NEW YORK: The US manufacturing sector grew faster than expected last month but exports weakened to their lowest level in more than two years, according to a survey released Monday.
Boosted by a strong employment reading, the Institute for Supply Management's monthly manufacturing index pointed to steady expansion at the end of the first quarter, reports AFP.The closely-watched index rose just over a point to 55.3, overshooting economists' expectations but remaining below the 12-month average. Any reading above 50 indicates growth.
Timothy Fiore, chair of ISM's manufacturing survey, said the result was an encouraging sign after weakening in recent months amid the US-China trade war. The survey showed gains in new orders, production and employment while deliveries and inventories fell. But export activity hit its lowest level since October 2016, falling 1.1 percent from February to just 51.7 percent.
"I think we're continuing in a steady state," Fiore told reporters. "I would like to see the new export order come up. We're down to recent historic lows and that's just not a long-term good thing."
"I think the US is in good shape, especially if we can resolve the trade issues," he said.
He noted energy costs remained competitive while the Federal Reserve had confirmed it would hold off raising interest rates in the near-term and Chinese manufacturing showed some signs of recovery.

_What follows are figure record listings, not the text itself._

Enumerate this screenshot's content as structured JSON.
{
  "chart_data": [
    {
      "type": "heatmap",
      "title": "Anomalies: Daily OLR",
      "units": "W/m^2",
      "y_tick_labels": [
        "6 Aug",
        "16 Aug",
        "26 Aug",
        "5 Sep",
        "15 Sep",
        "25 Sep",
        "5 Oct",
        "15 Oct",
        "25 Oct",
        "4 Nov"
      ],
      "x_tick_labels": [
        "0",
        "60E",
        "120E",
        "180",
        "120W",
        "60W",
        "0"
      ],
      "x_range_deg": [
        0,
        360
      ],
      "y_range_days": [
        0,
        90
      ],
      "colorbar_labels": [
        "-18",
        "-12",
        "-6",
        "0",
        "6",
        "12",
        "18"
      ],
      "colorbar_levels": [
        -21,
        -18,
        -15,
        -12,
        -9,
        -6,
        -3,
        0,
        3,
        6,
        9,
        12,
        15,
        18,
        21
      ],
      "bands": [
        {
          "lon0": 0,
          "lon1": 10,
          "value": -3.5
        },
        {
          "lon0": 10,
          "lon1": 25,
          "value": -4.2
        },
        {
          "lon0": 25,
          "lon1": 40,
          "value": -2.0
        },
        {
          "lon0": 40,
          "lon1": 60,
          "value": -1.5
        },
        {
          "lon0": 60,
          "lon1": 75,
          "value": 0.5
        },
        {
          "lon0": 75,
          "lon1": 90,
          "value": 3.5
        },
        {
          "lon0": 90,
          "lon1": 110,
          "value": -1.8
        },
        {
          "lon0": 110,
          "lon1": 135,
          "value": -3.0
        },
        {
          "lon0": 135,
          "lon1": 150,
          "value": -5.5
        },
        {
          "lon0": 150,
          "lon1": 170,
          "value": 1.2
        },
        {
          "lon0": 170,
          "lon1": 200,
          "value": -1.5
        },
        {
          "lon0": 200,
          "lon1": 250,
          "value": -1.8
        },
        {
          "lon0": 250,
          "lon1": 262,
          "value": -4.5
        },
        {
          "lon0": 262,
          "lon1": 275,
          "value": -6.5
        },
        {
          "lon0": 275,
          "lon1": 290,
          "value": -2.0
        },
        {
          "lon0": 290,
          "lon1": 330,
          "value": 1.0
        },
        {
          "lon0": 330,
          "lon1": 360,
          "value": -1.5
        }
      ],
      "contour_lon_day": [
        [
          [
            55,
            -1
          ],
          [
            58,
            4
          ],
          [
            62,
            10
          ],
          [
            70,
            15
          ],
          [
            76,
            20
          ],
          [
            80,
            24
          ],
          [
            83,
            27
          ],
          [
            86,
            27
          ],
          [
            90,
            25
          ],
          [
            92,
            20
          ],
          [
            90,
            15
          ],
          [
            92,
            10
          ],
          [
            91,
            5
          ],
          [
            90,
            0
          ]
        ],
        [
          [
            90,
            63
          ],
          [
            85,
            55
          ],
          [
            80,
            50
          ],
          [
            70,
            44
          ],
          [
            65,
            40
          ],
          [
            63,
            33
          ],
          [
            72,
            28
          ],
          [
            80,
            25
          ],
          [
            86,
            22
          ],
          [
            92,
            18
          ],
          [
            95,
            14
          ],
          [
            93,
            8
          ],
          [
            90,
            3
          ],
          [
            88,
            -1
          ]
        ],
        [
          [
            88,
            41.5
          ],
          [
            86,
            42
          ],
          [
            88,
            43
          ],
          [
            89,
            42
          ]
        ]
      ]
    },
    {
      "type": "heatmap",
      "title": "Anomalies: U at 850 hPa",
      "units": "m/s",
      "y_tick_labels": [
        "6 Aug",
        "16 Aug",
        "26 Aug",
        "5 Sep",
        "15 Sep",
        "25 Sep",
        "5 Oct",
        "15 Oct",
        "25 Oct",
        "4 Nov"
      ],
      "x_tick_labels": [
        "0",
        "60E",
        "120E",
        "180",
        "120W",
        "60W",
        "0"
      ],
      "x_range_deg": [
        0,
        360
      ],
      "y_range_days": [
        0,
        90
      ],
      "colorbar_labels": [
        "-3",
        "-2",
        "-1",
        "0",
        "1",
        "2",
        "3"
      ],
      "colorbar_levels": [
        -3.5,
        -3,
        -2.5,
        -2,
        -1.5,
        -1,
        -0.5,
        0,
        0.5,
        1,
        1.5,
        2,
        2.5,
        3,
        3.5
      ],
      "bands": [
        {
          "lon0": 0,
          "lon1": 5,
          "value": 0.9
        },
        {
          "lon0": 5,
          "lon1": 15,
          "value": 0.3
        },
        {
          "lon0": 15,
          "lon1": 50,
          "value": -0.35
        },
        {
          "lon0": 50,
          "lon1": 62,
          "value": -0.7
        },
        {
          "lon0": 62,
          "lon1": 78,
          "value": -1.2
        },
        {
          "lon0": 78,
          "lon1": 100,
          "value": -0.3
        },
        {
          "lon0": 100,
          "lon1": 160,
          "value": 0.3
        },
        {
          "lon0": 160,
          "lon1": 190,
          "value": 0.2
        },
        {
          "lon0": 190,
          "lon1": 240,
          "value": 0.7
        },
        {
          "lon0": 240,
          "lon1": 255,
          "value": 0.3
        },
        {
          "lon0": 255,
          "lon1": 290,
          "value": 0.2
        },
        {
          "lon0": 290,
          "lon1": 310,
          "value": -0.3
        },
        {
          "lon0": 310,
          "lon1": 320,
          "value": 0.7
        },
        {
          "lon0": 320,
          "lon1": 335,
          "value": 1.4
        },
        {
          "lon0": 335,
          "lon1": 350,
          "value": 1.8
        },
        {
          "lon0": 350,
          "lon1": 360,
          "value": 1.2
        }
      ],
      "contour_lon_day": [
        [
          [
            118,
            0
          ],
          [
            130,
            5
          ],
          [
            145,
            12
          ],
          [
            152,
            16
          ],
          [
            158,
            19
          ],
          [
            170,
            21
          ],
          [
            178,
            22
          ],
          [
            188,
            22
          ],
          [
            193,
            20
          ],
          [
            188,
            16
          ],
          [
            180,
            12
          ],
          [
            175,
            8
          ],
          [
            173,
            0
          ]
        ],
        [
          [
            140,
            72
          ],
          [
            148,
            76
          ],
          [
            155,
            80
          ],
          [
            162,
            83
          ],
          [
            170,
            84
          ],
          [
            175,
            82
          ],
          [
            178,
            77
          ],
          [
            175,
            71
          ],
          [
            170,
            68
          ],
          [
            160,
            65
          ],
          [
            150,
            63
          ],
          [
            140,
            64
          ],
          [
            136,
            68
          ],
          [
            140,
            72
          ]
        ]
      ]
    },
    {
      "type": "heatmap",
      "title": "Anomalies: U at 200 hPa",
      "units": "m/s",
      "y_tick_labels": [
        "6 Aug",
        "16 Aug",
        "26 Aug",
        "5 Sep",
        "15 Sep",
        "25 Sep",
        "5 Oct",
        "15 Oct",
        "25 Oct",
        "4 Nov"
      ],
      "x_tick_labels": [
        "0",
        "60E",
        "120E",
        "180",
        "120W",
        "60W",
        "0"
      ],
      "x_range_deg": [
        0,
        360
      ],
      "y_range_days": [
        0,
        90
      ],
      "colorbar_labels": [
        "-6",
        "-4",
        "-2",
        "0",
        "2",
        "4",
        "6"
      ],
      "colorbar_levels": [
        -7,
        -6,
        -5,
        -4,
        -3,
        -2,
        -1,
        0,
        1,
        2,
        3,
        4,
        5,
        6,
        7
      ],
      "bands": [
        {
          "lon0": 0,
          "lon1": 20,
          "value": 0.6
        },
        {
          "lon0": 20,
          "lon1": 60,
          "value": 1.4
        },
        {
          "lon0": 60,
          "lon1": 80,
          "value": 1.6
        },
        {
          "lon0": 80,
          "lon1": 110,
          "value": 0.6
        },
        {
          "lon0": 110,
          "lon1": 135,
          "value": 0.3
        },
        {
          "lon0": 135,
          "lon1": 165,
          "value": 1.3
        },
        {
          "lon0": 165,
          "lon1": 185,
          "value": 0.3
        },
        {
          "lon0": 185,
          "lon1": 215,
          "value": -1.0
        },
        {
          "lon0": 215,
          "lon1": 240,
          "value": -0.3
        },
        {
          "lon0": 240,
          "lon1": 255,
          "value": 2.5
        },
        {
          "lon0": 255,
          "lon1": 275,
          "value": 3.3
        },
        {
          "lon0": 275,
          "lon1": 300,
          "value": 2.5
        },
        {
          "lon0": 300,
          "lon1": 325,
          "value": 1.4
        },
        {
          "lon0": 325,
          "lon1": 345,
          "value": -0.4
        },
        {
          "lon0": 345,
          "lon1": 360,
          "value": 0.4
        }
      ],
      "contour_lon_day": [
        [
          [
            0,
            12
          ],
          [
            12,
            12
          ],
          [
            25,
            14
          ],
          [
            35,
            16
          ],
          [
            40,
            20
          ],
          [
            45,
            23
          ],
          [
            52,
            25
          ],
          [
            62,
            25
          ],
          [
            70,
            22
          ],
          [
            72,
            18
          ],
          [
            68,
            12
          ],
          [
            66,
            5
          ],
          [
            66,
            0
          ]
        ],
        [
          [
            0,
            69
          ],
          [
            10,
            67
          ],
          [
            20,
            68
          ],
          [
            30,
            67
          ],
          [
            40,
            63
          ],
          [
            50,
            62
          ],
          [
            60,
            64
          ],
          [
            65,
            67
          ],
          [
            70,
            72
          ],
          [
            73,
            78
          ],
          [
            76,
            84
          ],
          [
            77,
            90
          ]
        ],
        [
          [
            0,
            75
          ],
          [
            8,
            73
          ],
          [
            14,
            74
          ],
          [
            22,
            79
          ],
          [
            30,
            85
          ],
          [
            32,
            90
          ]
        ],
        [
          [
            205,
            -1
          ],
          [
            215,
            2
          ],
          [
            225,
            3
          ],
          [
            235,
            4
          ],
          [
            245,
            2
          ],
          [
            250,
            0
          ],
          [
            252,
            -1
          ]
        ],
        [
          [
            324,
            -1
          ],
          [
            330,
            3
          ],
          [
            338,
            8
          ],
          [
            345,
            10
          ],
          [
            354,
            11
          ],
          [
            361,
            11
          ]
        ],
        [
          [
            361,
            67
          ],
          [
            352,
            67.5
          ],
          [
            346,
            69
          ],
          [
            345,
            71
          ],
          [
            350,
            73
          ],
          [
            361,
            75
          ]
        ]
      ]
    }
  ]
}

Sixteen of 18 manufacturing sectors recorded growth for the month while the apparel and paper products sectors shrank.Respondents said labor remained in short supply, with unemployment at low levels. US and Chinese officials say they are in the home stretch of negotiations to resolve their trade war, which has hit the manufacturing sectors on both sides, but have not guaranteed a successful outcome. Economists have said the US manufacturing sector could even fall into recession as a result of the trade war but Jim O'Sullivan of High Frequency Economics said Monday the current figures pointed to a less severe decline.